While disrupting money transmission has been ‘lip-serviced’ too much, I believe that the blockchain can be used to encapsulate, trade and transfer value, rather than currency, in order to reduce governmental antipathy and fear, which would then provide an entry point for the rest of the attendant services.

An easy example would be the development of a ledger that tracks shares of a stock which enables easier transferability between issuer, recipients and peers, that would forthwith lower the barriers for entry, and exit, of a vast array of people into the investor bracket, while increasing the capital access for local enterprise.

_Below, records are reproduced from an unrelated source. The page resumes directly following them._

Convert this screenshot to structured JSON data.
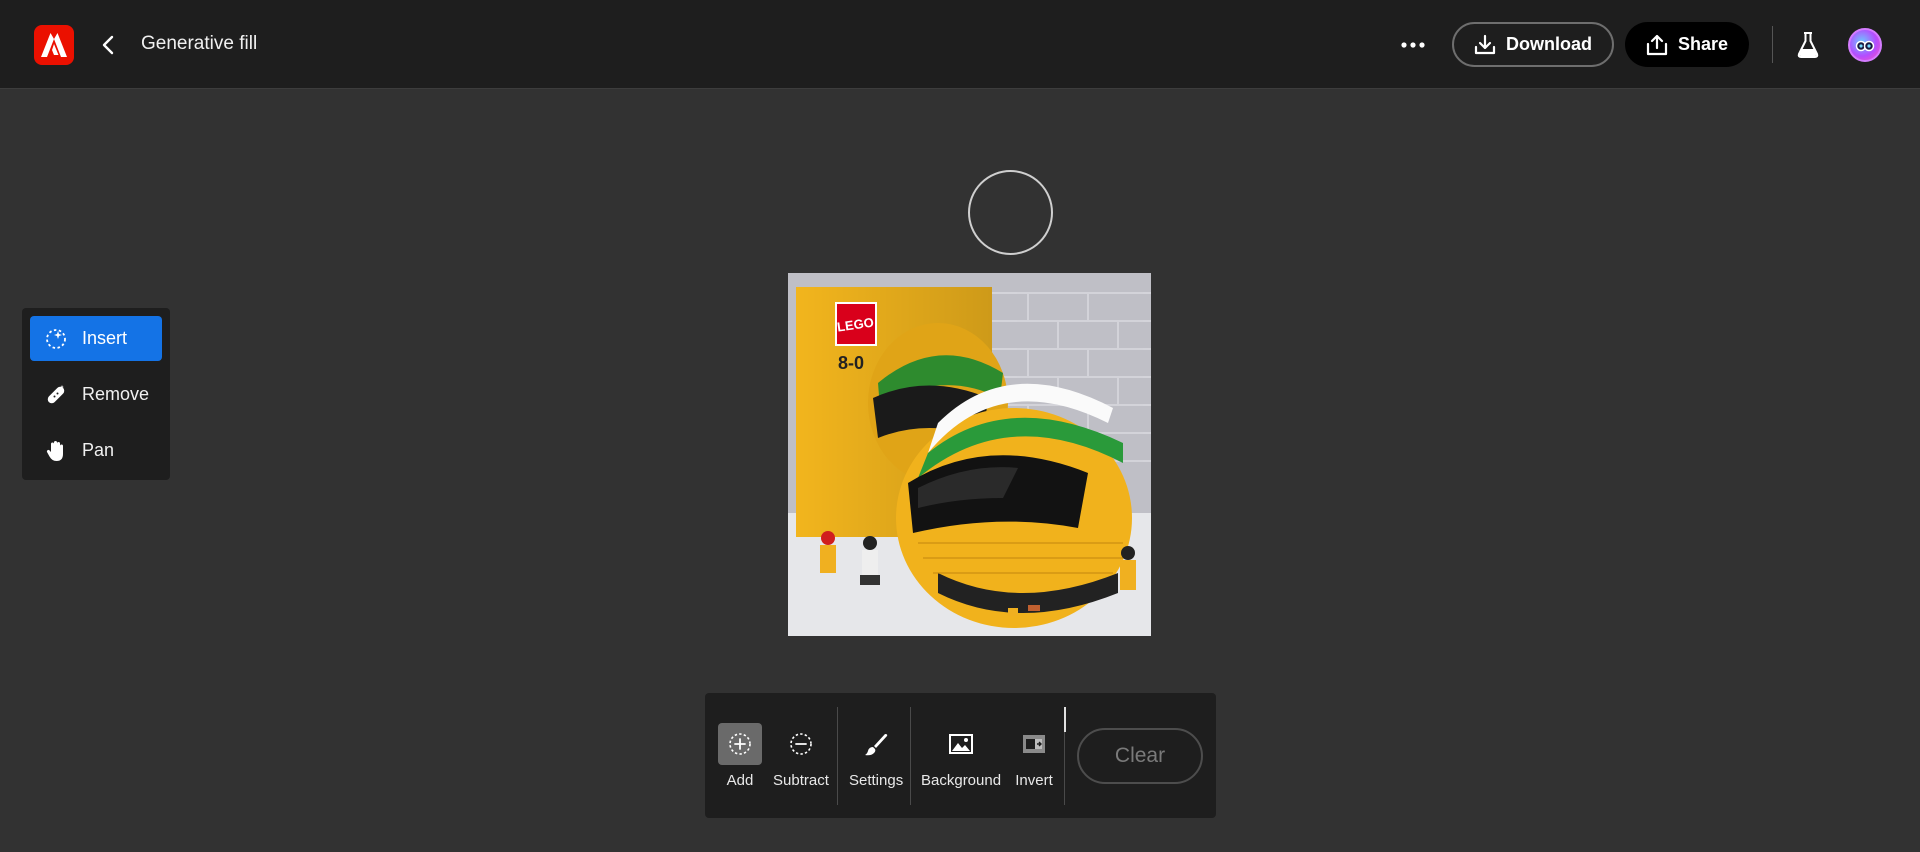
{
  "header": {
    "title": "Generative fill",
    "download_label": "Download",
    "share_label": "Share"
  },
  "tools": [
    {
      "label": "Insert",
      "icon": "insert-sparkle-icon",
      "active": true
    },
    {
      "label": "Remove",
      "icon": "remove-bandage-icon",
      "active": false
    },
    {
      "label": "Pan",
      "icon": "hand-icon",
      "active": false
    }
  ],
  "toolbar": {
    "add_label": "Add",
    "subtract_label": "Subtract",
    "settings_label": "Settings",
    "background_label": "Background",
    "invert_label": "Invert",
    "clear_label": "Clear"
  },
  "canvas": {
    "box_brand": "LEGO",
    "box_number": "8-0"
  },
  "colors": {
    "accent": "#1473e6",
    "brand": "#eb1000",
    "background": "#323232",
    "panel": "#1e1e1e"
  }
}
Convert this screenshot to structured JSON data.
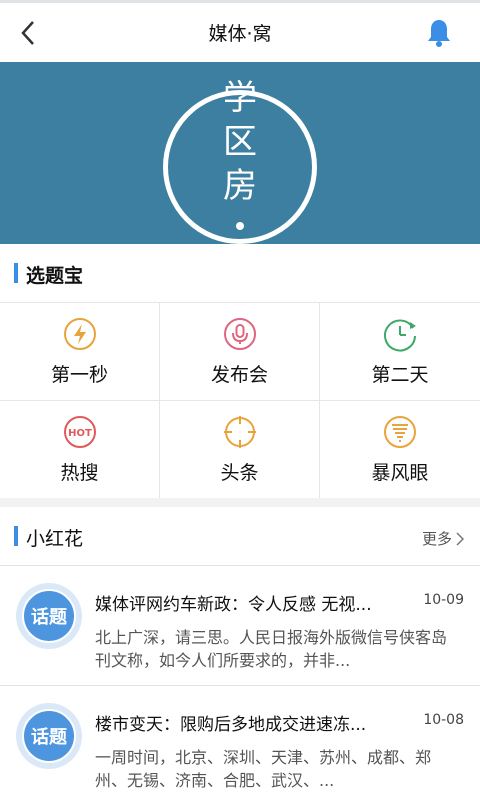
{
  "header": {
    "title": "媒体·窝",
    "back_icon": "back-arrow-icon",
    "bell_icon": "bell-icon",
    "accent_color": "#3a8ee6"
  },
  "banner": {
    "text": [
      "学",
      "区",
      "房"
    ],
    "background": "#3d7fa0"
  },
  "topics_section": {
    "title": "选题宝",
    "items": [
      {
        "label": "第一秒",
        "icon": "lightning-icon",
        "color": "#e8a33d"
      },
      {
        "label": "发布会",
        "icon": "microphone-icon",
        "color": "#e0657f"
      },
      {
        "label": "第二天",
        "icon": "clock-refresh-icon",
        "color": "#3ea86a"
      },
      {
        "label": "热搜",
        "icon": "hot-icon",
        "color": "#e05a5a"
      },
      {
        "label": "头条",
        "icon": "crosshair-icon",
        "color": "#e8a33d"
      },
      {
        "label": "暴风眼",
        "icon": "tornado-icon",
        "color": "#e8a33d"
      }
    ]
  },
  "flowers_section": {
    "title": "小红花",
    "more_label": "更多"
  },
  "news": [
    {
      "badge": "话题",
      "title": "媒体评网约车新政：令人反感 无视...",
      "date": "10-09",
      "summary": "北上广深，请三思。人民日报海外版微信号侠客岛刊文称，如今人们所要求的，并非..."
    },
    {
      "badge": "话题",
      "title": "楼市变天：限购后多地成交进速冻...",
      "date": "10-08",
      "summary": "一周时间，北京、深圳、天津、苏州、成都、郑州、无锡、济南、合肥、武汉、..."
    }
  ]
}
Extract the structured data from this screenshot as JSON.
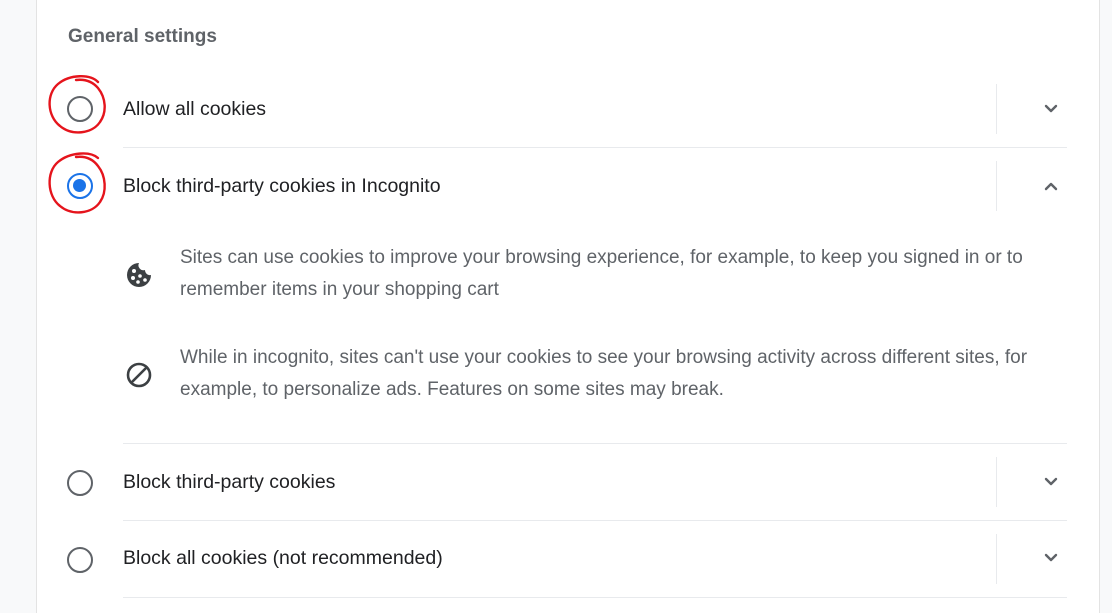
{
  "section_title": "General settings",
  "options": [
    {
      "label": "Allow all cookies",
      "selected": false,
      "expanded": false
    },
    {
      "label": "Block third-party cookies in Incognito",
      "selected": true,
      "expanded": true
    },
    {
      "label": "Block third-party cookies",
      "selected": false,
      "expanded": false
    },
    {
      "label": "Block all cookies (not recommended)",
      "selected": false,
      "expanded": false
    }
  ],
  "details": [
    {
      "icon": "cookie-icon",
      "text": "Sites can use cookies to improve your browsing experience, for example, to keep you signed in or to remember items in your shopping cart"
    },
    {
      "icon": "block-icon",
      "text": "While in incognito, sites can't use your cookies to see your browsing activity across different sites, for example, to personalize ads. Features on some sites may break."
    }
  ],
  "colors": {
    "accent": "#1a73e8",
    "annotation": "#e5141c",
    "text": "#202124",
    "secondary_text": "#5f6368"
  }
}
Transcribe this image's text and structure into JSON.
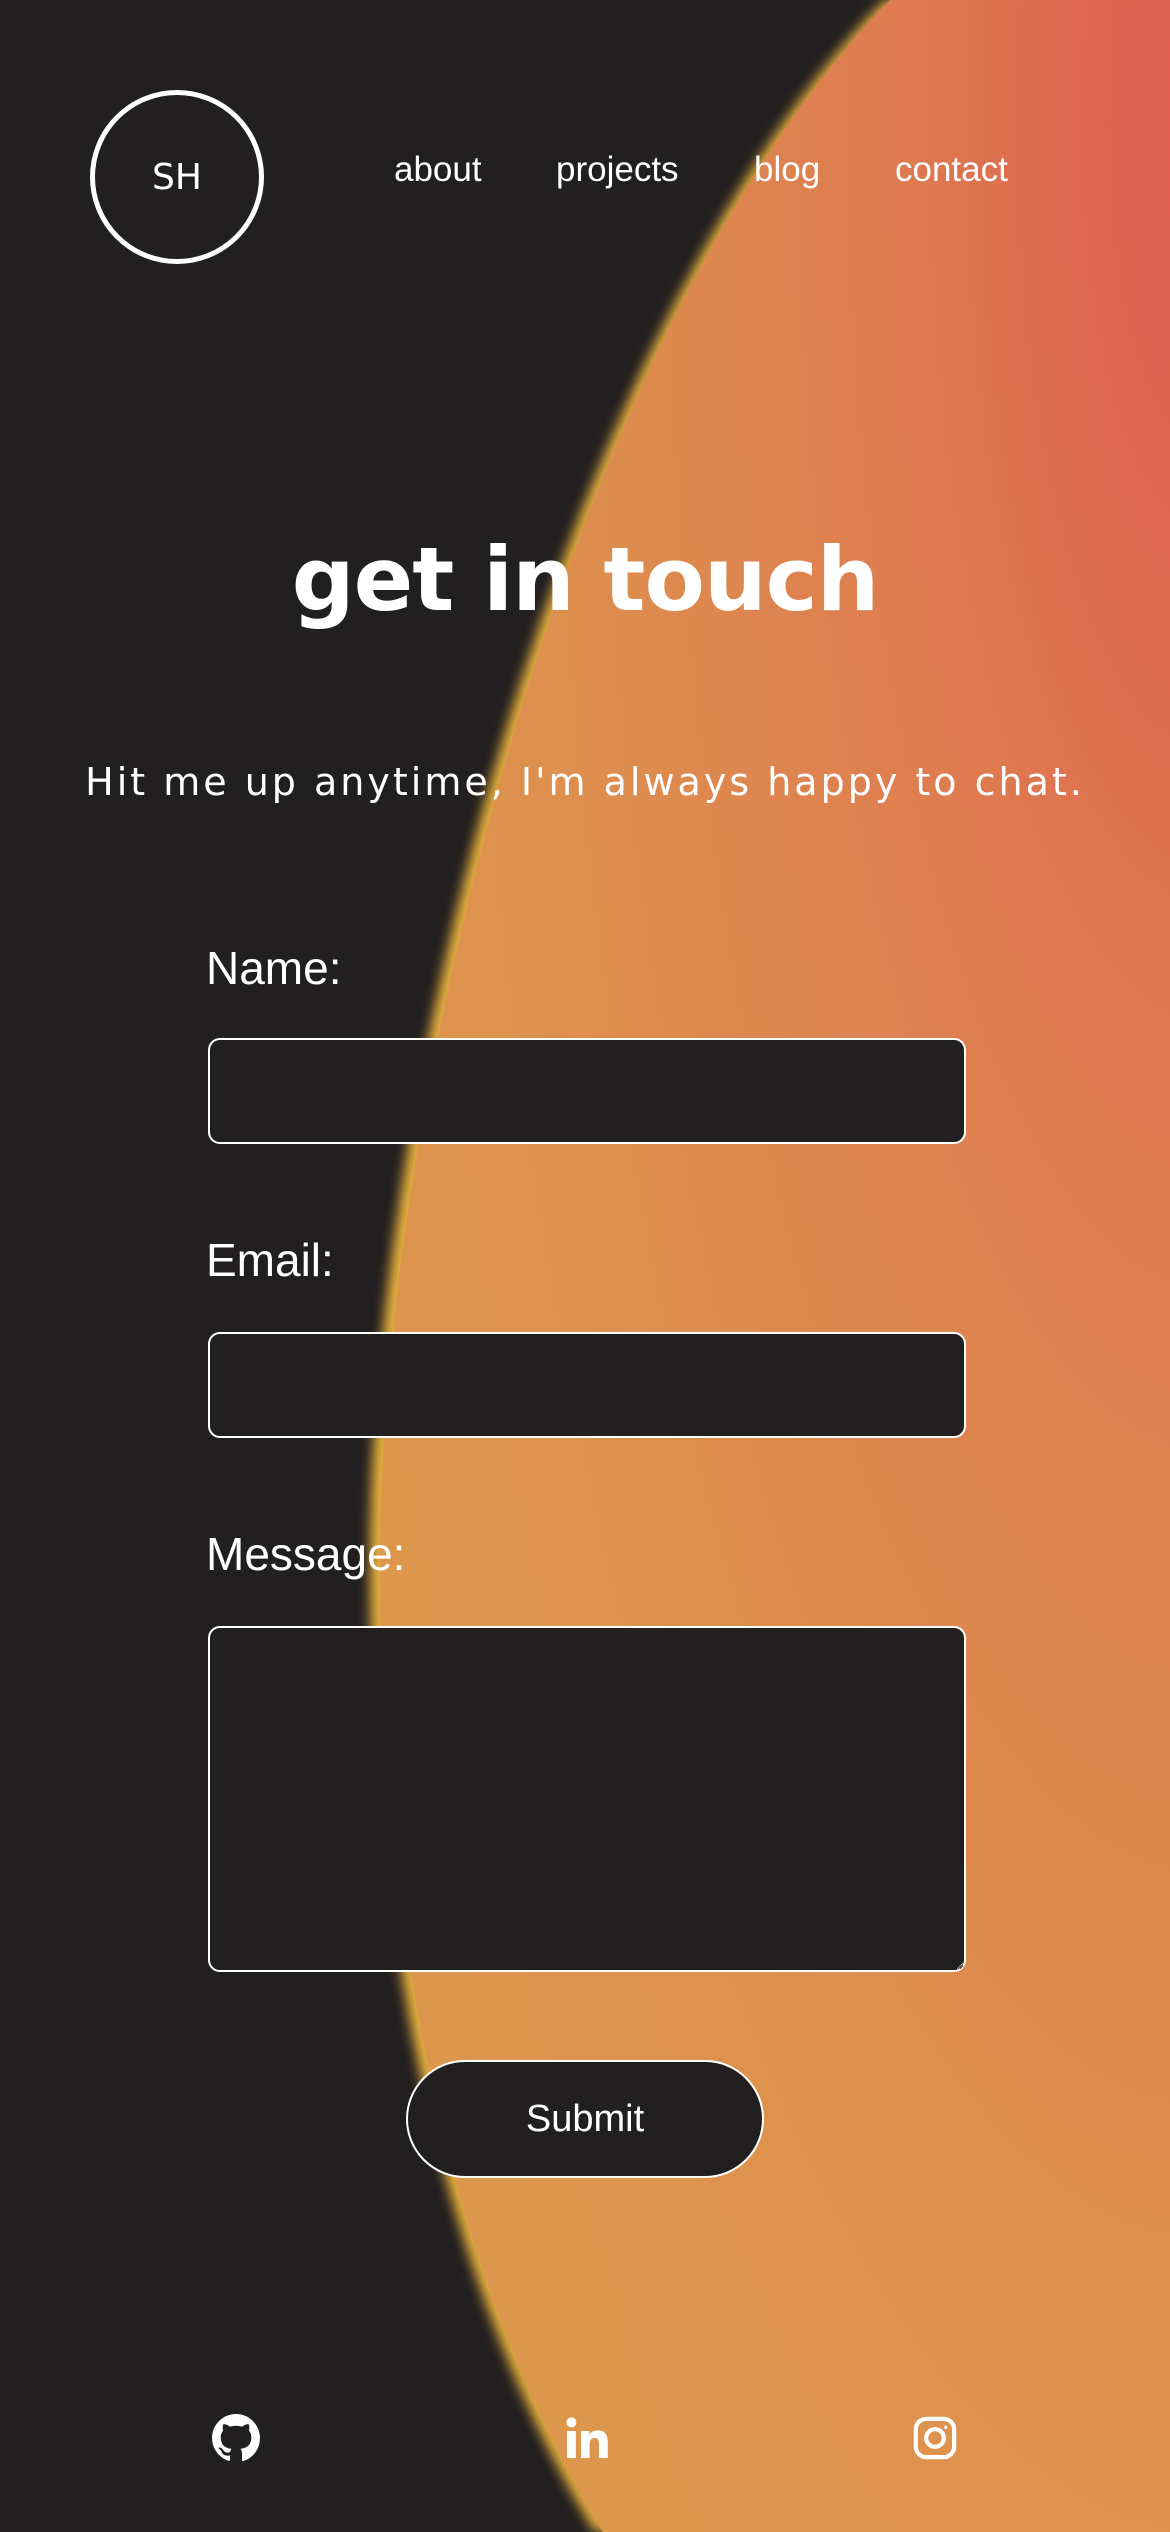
{
  "header": {
    "logo_text": "SH",
    "nav": [
      {
        "label": "about"
      },
      {
        "label": "projects"
      },
      {
        "label": "blog"
      },
      {
        "label": "contact"
      }
    ]
  },
  "main": {
    "title": "get in touch",
    "subtitle": "Hit me up anytime, I'm always happy to chat."
  },
  "form": {
    "name_label": "Name:",
    "name_value": "",
    "email_label": "Email:",
    "email_value": "",
    "message_label": "Message:",
    "message_value": "",
    "submit_label": "Submit"
  },
  "footer": {
    "social": [
      {
        "icon": "github-icon"
      },
      {
        "icon": "linkedin-icon"
      },
      {
        "icon": "instagram-icon"
      }
    ]
  },
  "colors": {
    "background": "#221f20",
    "accent_orange": "#dd8f4f",
    "accent_red": "#de5a4f",
    "accent_yellow": "#e9b13e",
    "text": "#ffffff"
  }
}
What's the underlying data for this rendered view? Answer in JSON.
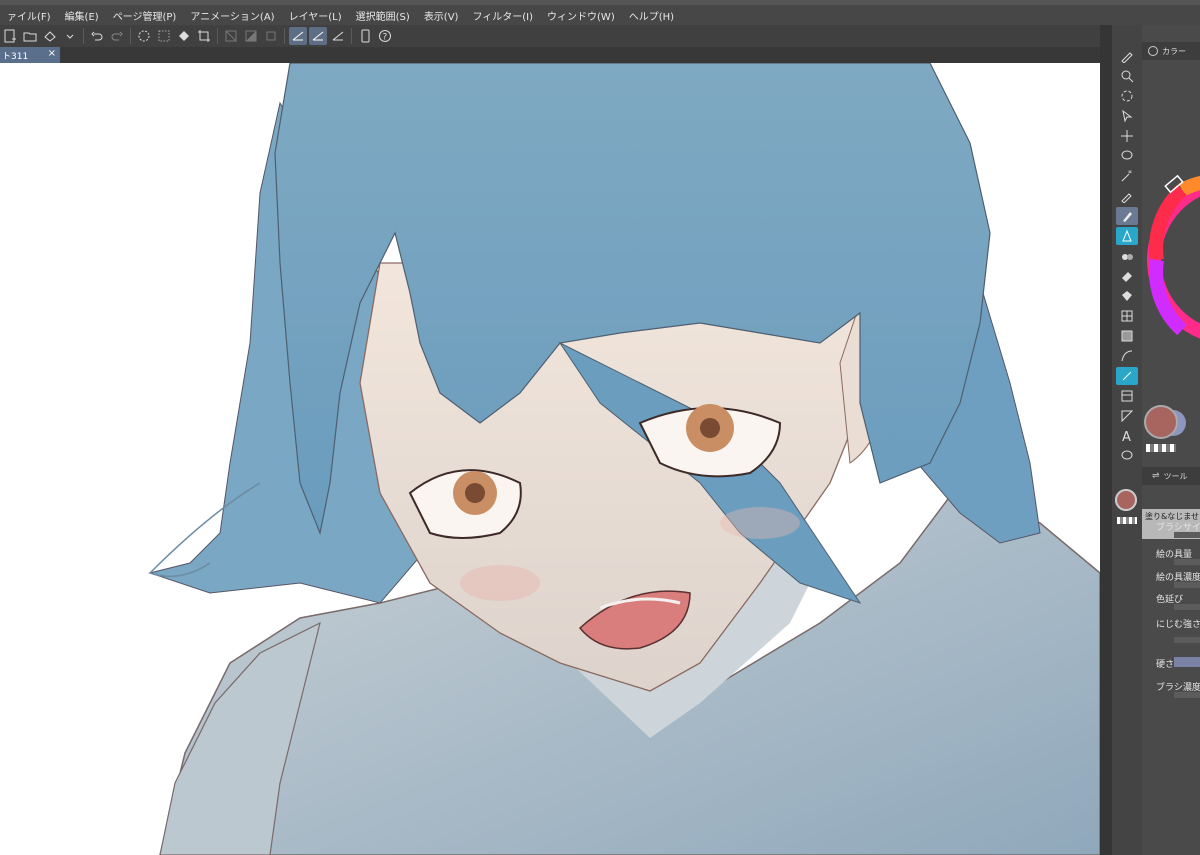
{
  "menu": [
    "ァイル(F)",
    "編集(E)",
    "ページ管理(P)",
    "アニメーション(A)",
    "レイヤー(L)",
    "選択範囲(S)",
    "表示(V)",
    "フィルター(I)",
    "ウィンドウ(W)",
    "ヘルプ(H)"
  ],
  "document_tab": {
    "label": "ト311",
    "close": "×"
  },
  "right_panel": {
    "color_panel_title": "カラー",
    "tool_property_title": "ツール",
    "brush_name": "塗り&なじませ",
    "properties": [
      "ブラシサイズ",
      "絵の具量",
      "絵の具濃度",
      "色延び",
      "にじむ強さ",
      "硬さ",
      "ブラシ濃度"
    ]
  },
  "colors": {
    "main_color": "#a8655f",
    "sub_color": "#8e96c0",
    "accent": "#5d6e85"
  },
  "icons": [
    "new-file-icon",
    "open-icon",
    "save-icon",
    "undo-icon",
    "redo-icon",
    "brush-icon",
    "pen-icon",
    "zoom-icon",
    "eraser-icon",
    "fill-icon",
    "text-icon"
  ]
}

Another good example of ‘lip-service’ would be this: I recently met some functionaries of Meru Community Bank (Mecobs), and actually bought into some of their shares. Their current system relies on paper receipts and thus is not easily transferable nor tradable. While ruminating over it, I privately contacted a few active members within the Bitcoin community of a large Telegram group that claim to have products that could easily solve Mecobs problem.  But none have been willing to come forth with a workable plan or paper. I do not know whether to attribute that to their lack of expertise, or a general fearfulness arising form the "game" mentality espoused by most of the community.”

Closing thoughts

This is a young space and is filled with passionate supporters promoting the diffusion of decentralized applications; applications, which purportedly can disrupt incumbents. Yet despite this enthusiasm, a variety of physical realities and economic costs are routinely ignored. This is not to say that Bitcoin-related technology cannot reduce margins or costs within existing industries. Perhaps in the future, a combination of 37coins and the “sneakernet” API of Coins.ph could resolve the “last mile” issue noted above. We can only know this empirically by building and scaling value and utility – by trying and not just “summiteering.”

[Disclosure: neither I nor anyone in my family owns any equity in any money transmission company nor was I compensated in any manner by a money transmission company for this article. Opinions expressed are solely my own and do not express the views of my employer.]